Kidnappings inevitable if Sabah curfew lifted, outgoing state police chief says
(Malay Mail Online) – Sabah’s east coast will “definitely” be hit by more kidnappings if the state’s dusk-to-dawn sea curfew were to be lifted, outgoing state police commissioner Datuk Jalaluddin Abdul Rahman said.
Jalaluddin, who mooted the curfew in August last year, said the order should stay enforced for as as long there is a threat from southern Philippine militant groups.
“There is a big possibility the kidnap-for-ransom groups are still in Tawi-Tawi looking out for opportunity. If we let our guard down, they will definitely strike. They are always testing us and our strength.
“They will definitely attempt again, especially now that they no longer have a hostage,” he told reporters after attending his last monthly gathering with the state police here today.
Jalaluddin, who will officially handover his post to Eastern Sabah Security Command chief (Esscom) Datuk Abdul Rashid Harun on January 4, said he hopes his successor will continue to enforce the curfew to ensure smooth communication and cooperation between the security agencies under Esscom.
“Aside from the enforcement aspect, the curfew also helps provides service to the local fishermen. By applying for a permit, we can monitor them and give them protection. They are also our eyes and ears,” he said.
The curfew is currently in its 34th phase, covering the districts of Tawau, Semporna, Kunak, Lahad Datu, Kinabatangan, Sandakan and Beluran, from 7pm to 5am.
The curfew was mooted after a series of kidnapping incidents at tourist resorts and islands in Sabah’s east coast, including the attack on popular dive island Mabul that saw an officer, Kpl Abdul Rajah Jemuan, killed and another, Kons Zakiah Aleip, kidnapped.
Meanwhile, Jalaluddin also said that the state police did not achieve its targeted crime index of 5 per cent reduction in crime but added that he was not worried as the state had a lower crime index compared to other states nationwide.
He said that Sabah recorded about 15 cases of break-ins per day while places like Ampang in Kuala Lumpur recorded up to 60 per day.

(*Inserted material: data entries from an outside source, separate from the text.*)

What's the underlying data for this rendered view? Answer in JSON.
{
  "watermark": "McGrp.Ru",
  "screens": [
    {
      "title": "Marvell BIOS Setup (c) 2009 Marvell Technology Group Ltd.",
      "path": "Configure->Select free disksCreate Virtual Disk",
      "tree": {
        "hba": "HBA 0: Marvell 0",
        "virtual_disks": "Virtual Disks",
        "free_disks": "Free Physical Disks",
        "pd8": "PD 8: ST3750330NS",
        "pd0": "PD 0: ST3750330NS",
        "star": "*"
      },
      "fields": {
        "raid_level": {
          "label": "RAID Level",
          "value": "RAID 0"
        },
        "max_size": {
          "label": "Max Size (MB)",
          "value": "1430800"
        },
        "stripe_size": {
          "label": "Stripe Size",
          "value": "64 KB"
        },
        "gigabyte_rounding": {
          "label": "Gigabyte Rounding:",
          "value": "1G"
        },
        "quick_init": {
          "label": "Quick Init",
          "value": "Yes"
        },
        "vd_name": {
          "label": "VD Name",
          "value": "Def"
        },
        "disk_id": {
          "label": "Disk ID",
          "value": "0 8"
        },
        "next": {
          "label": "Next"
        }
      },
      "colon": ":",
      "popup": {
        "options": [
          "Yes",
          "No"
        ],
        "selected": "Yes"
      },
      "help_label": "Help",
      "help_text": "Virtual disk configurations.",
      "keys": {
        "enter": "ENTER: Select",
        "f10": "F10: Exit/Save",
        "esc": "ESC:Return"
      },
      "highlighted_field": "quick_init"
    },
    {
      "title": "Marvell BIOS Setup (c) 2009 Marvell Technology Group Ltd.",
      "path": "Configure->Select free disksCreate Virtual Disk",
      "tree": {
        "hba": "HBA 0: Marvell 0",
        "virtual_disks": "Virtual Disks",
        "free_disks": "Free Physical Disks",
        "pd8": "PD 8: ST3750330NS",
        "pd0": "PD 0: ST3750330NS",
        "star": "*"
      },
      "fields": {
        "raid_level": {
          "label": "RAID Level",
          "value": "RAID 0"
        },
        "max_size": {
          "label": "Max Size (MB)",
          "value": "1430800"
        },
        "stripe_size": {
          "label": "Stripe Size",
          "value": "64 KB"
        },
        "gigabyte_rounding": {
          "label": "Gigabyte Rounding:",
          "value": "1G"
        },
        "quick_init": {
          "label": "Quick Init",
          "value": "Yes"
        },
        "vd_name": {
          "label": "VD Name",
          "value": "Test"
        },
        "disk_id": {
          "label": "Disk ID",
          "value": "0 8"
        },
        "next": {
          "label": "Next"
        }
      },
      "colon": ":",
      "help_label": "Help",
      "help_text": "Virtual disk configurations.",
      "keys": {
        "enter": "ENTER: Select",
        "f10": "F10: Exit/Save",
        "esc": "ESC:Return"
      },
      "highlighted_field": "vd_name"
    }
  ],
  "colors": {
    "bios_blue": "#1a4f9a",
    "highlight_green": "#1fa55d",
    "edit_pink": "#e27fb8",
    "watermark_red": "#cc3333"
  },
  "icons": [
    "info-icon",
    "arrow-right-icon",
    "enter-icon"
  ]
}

He claimed that the reduction of 1.23 per cent was also partly due to the increase of police reports made after police outreach programmes encouraged the local community to come forward and lodge reports.
“So previously, in rural districts like Tawau and Lahad Datu and Sandakan where there are many estates, people would not have lodged a police report over a break in or petty theft. But now they are,” he said.